Issachar Berend Lehmann, Berend Lehmann, Yissakhar Bermann Segal, Yissakhar ben Yehuda haLevi, Berman Halberstadt (April 23, 1661 in Essen, Westphalia – July 9, 1730 in Halberstadt, Kingdom of Prussia), was a Jewish-German banker, merchant, diplomatic agent as well as army and mint contractor working as a court Jew for Elector Augustus II the Strong of Saxony, King of Poland, and other German princes. He was privileged as a Court Jew and as a Resident. Thanks to his wealth, privileges as well as social and cultural commitment he was a Jewish dignitary famous in his day in Central and Eastern Europe.
Lehmann’s father belonged to the Jewish upper class of Westphalia, just like his brother-in-law, the court Jew Leffmann Behrens of Bochum, later established in Hannover. From him, older biographers assume, Berend Lehmann received some business training and then traded in Behrens’ commission. In 1692 he is active together with Leffmann Behrens at the imperial court in Vienna in business transactions to promote Duke Ernst August of Hannover's duchy of Hannover to an electorate.

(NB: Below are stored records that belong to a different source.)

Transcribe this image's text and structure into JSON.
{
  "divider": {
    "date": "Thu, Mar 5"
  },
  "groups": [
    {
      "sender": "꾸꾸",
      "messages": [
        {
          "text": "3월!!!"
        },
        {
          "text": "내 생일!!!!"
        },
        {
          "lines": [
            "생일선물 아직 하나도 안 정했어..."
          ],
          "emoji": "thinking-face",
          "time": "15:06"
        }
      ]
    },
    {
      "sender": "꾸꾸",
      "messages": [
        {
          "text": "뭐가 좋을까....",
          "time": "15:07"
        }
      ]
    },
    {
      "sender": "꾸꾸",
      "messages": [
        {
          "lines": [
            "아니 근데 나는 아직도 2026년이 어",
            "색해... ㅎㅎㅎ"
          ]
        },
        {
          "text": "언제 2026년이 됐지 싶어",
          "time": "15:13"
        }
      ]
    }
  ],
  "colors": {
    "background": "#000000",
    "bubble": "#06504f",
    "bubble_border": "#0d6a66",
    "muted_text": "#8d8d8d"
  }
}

His activity is first documented, as, at age 26, he did business at the Leipzig Trade Fair of 1687, where subsequently he was a regular visitor at the then three annual seasons. He resided in Halberstadt, where, from 1688, he is listed as married to Miriam, daughter of the deceased protected Jew, Joel Alexander. From him he derived his protected status. Two years later his first son, Lehmann Behrend, was born and he built his first, modest abode in the Jewish quarter of Halberstadt (Bakenstraße 37, partly existent in the building complex of Little Venice).
In 1694 he became a mint and general business agent to his own sovereign, the Elector of Brandenburg; a year later he was in a banking connection with the Saxon Electoral court at Dresden. In 1697 he was commissioned by the young Elector, Augustus the Strong, to procure money needed for the acquisition of the Polish throne. He received authority to sell or pawn lands situated outside the main territory of Saxony and collected loans worth millions of guilders from Christian and Jewish banking partners, with the help of which the Saxon field marshal Heino Heinrich Graf von Flemming persuaded the majority of the Polish nobility into electing Augustus the Strong King "in" Poland. In recognition of such services, Augustus made Berend Lehmann "Resident of the King of Poland in the Lower Saxon Circle". This was some sort of a consul’s privilege on which Lehmann repeatedly based his demands, more or less successfully.